W ubiegłym tygodniu Wielka Izba Europejskiego Trybunału Praw Człowieka wydała wyrok ws. Fedotova i inni p. Rosji. Skargę złożyły trzy pary jednopłciowe, których zawiadomienia o zawarciu małżeństwa zostały odrzucone przez rosyjskie urzędy, a sądy krajowe podtrzymały decyzje. Stosunkiem 14 głosów do trzech skład orzekający wskazał, że art. 8 Europejskiej Konwencji Praw Człowieka, chroniący prawo do życia prywatnego i rodzinnego, nakłada na państwa strony konwencji obowiązek prawnego uznania związków osób tej samej płci. Dotyczy to wszystkich członków Rady Europy, nie tylko Rosji (która zresztą od września 2022 r. nim nie jest).
Ostatni dzwonek
– Polska powinna przestrzegać całości orzecznictwa ETPC, a więc również wyroków wydanych w sprawach dotyczących innych państw stron konwencji – tłumaczy adwokat Paweł Knut, specjalizujący się w ochronie praw osób LGBT. – Standard wytyczony przez Trybunał w konkretnej sprawie wiąże bowiem inne państwa. We wtorkowym wyroku przeciwko Rosji Trybunał potwierdził ten standard. Państwa muszą się liczyć z tym, że bierność w uregulowaniu tej kwestii może zakończyć się przegraniem sprawy i stwierdzeniem naruszenia konwencji. Wyrok jest ostatnim dzwonkiem dla polskich władz, aby wprowadzić niezbędne przepisy zabezpieczające pary tej samej płci – dodaje adwokat.

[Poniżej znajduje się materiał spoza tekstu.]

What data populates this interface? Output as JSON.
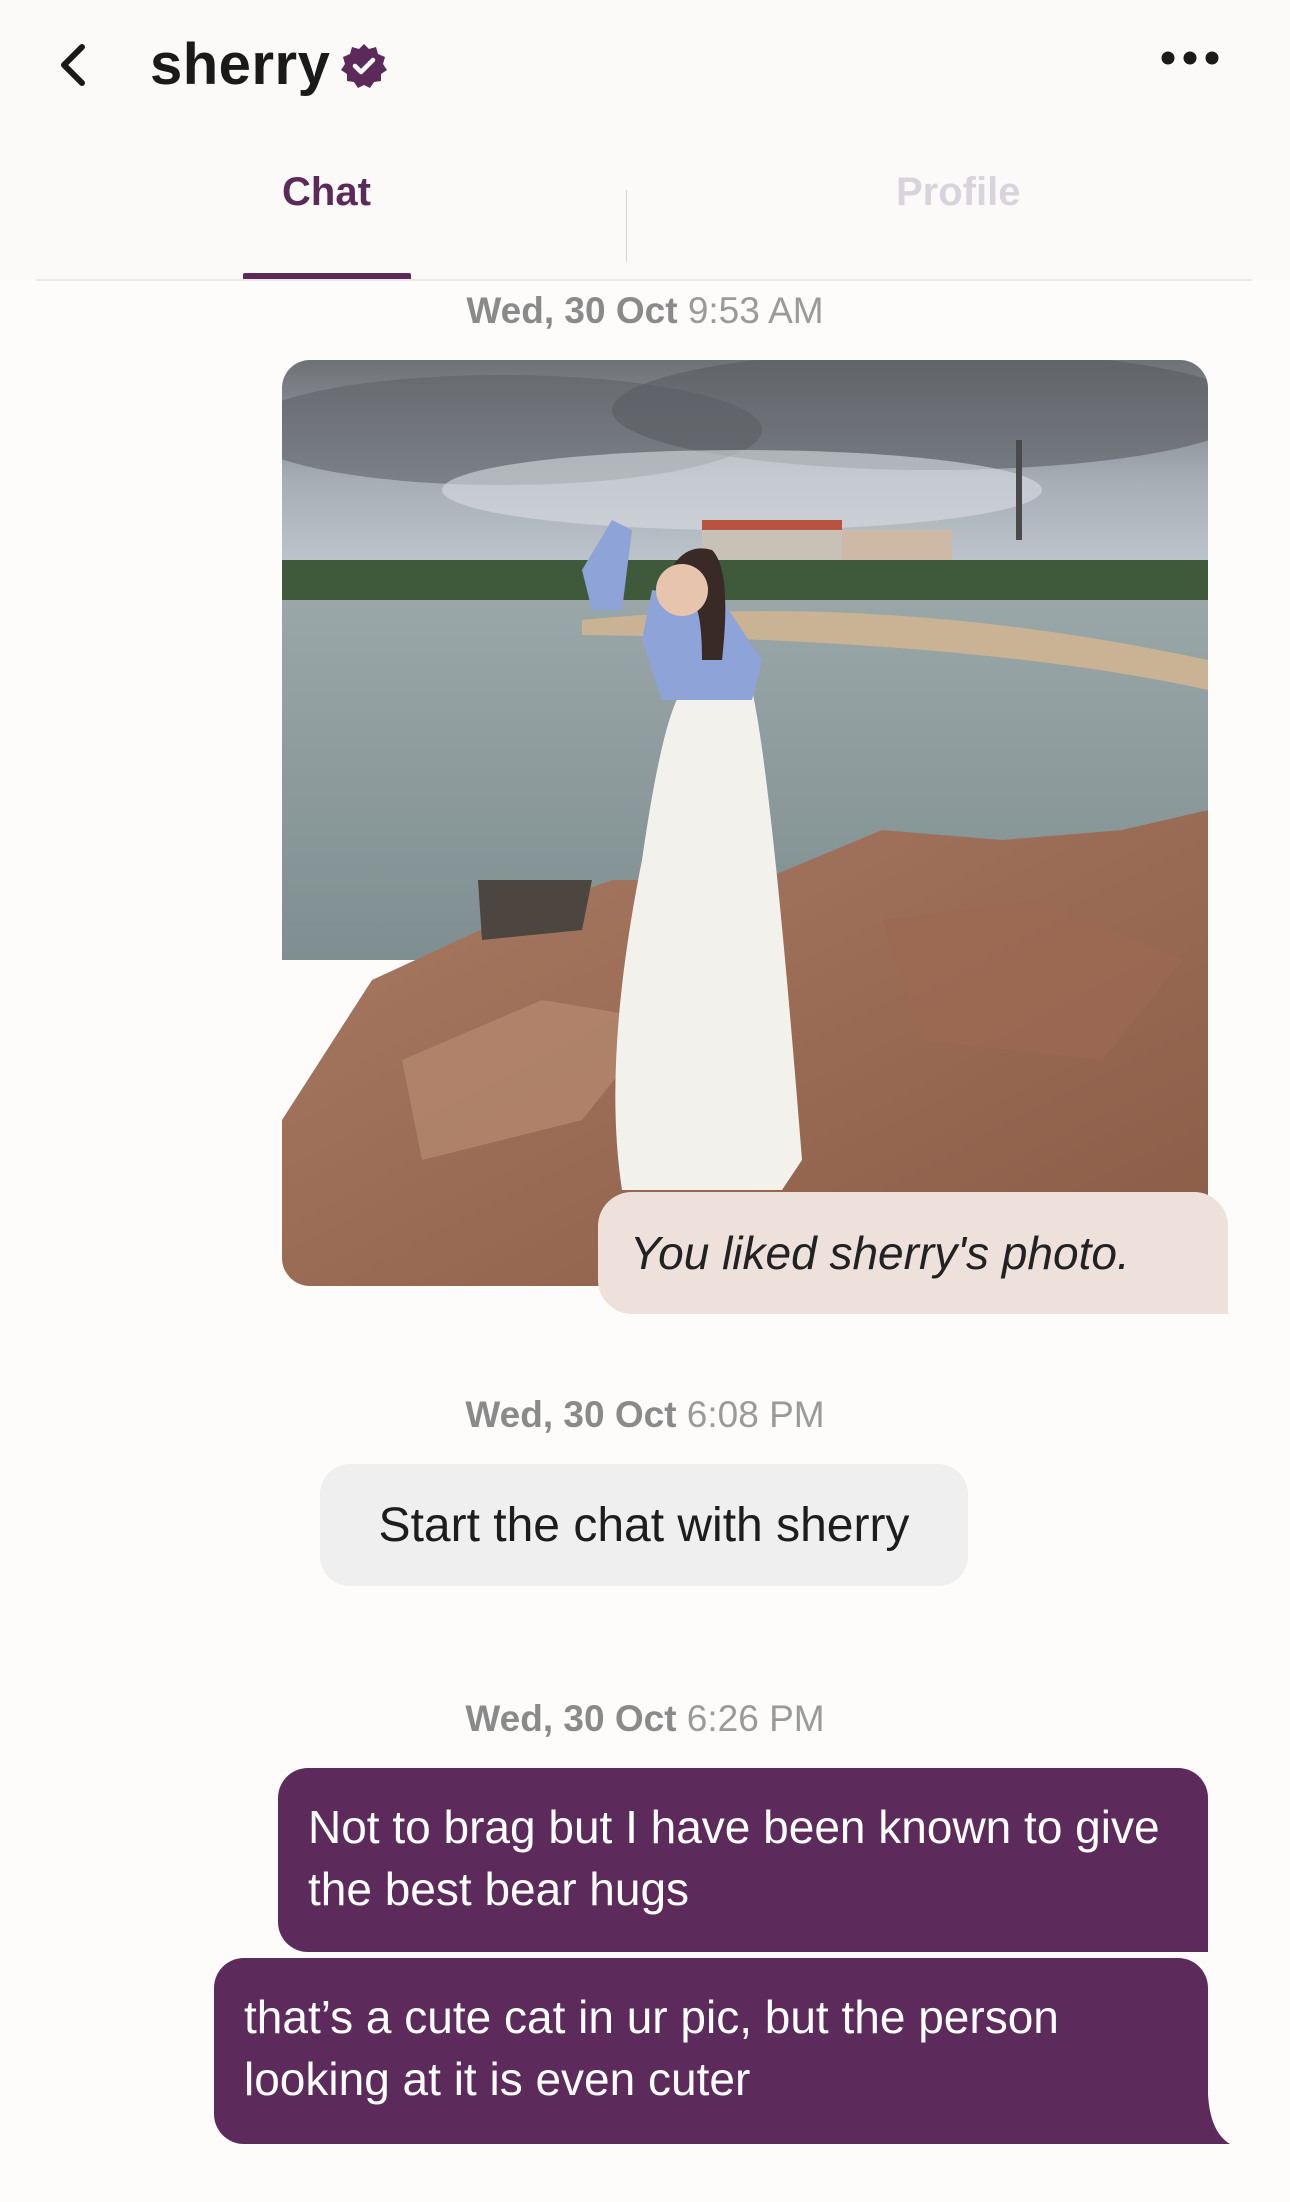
{
  "header": {
    "title": "sherry",
    "back_icon": "chevron-left-icon",
    "verified_icon": "verified-badge-icon",
    "more_icon": "more-horizontal-icon"
  },
  "tabs": [
    {
      "label": "Chat",
      "active": true
    },
    {
      "label": "Profile",
      "active": false
    }
  ],
  "messages": {
    "ts1": {
      "day": "Wed, 30 Oct",
      "time": "9:53 AM"
    },
    "liked_text": "You liked sherry's photo.",
    "ts2": {
      "day": "Wed, 30 Oct",
      "time": "6:08 PM"
    },
    "start_chat": "Start the chat with sherry",
    "ts3": {
      "day": "Wed, 30 Oct",
      "time": "6:26 PM"
    },
    "sent": [
      "Not to brag but I have been known to give the best bear hugs",
      "that’s a cute cat in ur pic, but the person looking at it is even cuter"
    ]
  },
  "colors": {
    "accent": "#5b2a5a",
    "sent_bubble": "#5d2a5c",
    "liked_bubble": "#eee1dc",
    "start_chip": "#efefef"
  }
}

Kampania Przeciw Homofobii uznaje wyrok za przełomowy, gdyż wyposaża on społeczność LGBT+ i środowisko prawnicze w konkretne argumenty do dalszej walki o równe prawa, zarówno w postępowaniach przed ETPC, jak i sądami krajowymi.
– Jednocześnie nie możemy zapomnieć, że choć wyrok jest obowiązujący, to ETPC nie posiada twardych narzędzi, aby wymusić jego implementację na danym kraju – mówi Anna Maria Linczowska, prawniczka Kampanii Przeciw Homofobii. – Dlatego naszym zadaniem, jako społeczeństwa obywatelskiego i organizacji pozarządowych, jest wywieranie presji na rządzie w celu implementacji tego orzeczenia do polskiego porządku prawnego – dodaje. Jak podkreśla, projekty odpowiednich aktów prawnych są już gotowe.
Jarosław Jagura z Helsińskiej Fundacji Praw Człowieka uważa, że choć już teraz jesteśmy zobowiązani do wprowadzenia określonych standardów, sytuacja się zmieni, jeśli zapadną podobne wyroki w odniesieniu do Polski.